Still, even some Al Assad loyalists are clearly worried. “Iranians could really control everything because they hold all the keys,” says a respected lawyer, insisting on anonymity.
“But they would be in direct conflict with the Saudis and the Americans and the international community if they were more overt. So they apply pressure quietly and acquire more cards to play. But yes, they have their own people here.”
“The more the Iranians speak about Syria’s sovereignty the more they violate it,” argues Ebrahim Hamidi, a highly-regarded Syrian journalist with the London-based Al Hayat newspaper. “The more they talk about national identity the more they promote sub-identities. The more they talk about fighting Daesh, the more they provoke it. Whatever the Iranians say, they do the opposite. The Iranians are trying to play the same role in Syria as Syria used to play in Lebanon: they create their own clients and they hold the balance between different centres of power. Now the Iranians are trying to create their own parallel regime - with their militias, businessmen and properties, and social engineering.”

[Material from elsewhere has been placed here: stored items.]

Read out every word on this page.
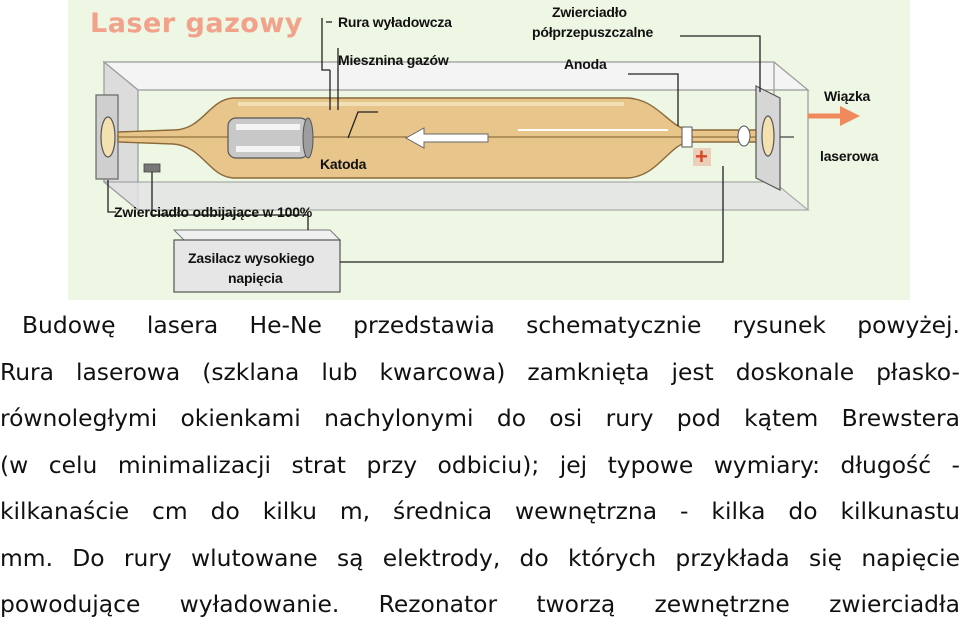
Laser gazowy	Rura wyładowcza
Miesznina gazów
Zwierciadło
półprzepuszczalne
Anoda
Wiązka
laserowa
Katoda
Zwierciadło odbijające w 100%
Zasilacz wysokiego
napięcia
+
Budowę lasera He-Ne przedstawia schematycznie rysunek powyżej.
Rura laserowa (szklana lub kwarcowa) zamknięta jest doskonale płasko-
równoległymi okienkami nachylonymi do osi rury pod kątem Brewstera
(w celu minimalizacji strat przy odbiciu); jej typowe wymiary: długość -
kilkanaście cm do kilku m, średnica wewnętrzna - kilka do kilkunastu
mm. Do rury wlutowane są elektrody, do których przykłada się napięcie
powodujące wyładowanie. Rezonator tworzą zewnętrzne zwierciadła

Still, Iran does not always get its way. It was, for example, prepared to release prisoners in the Zabadani talks but that was apparently vetoed by the Syrians. Its recent four-point peace plan, put forward by Javad Zarif, the foreign minister and hero of the marathon nuclear negotiations, was also rejected by Damascus because it called for internationally supervised elections - something Al Assad was not prepared to contemplate.
“The Iranians are playing a key role, even a vital one,” says Hokayem of the IISS, “but they are not calling the shots.”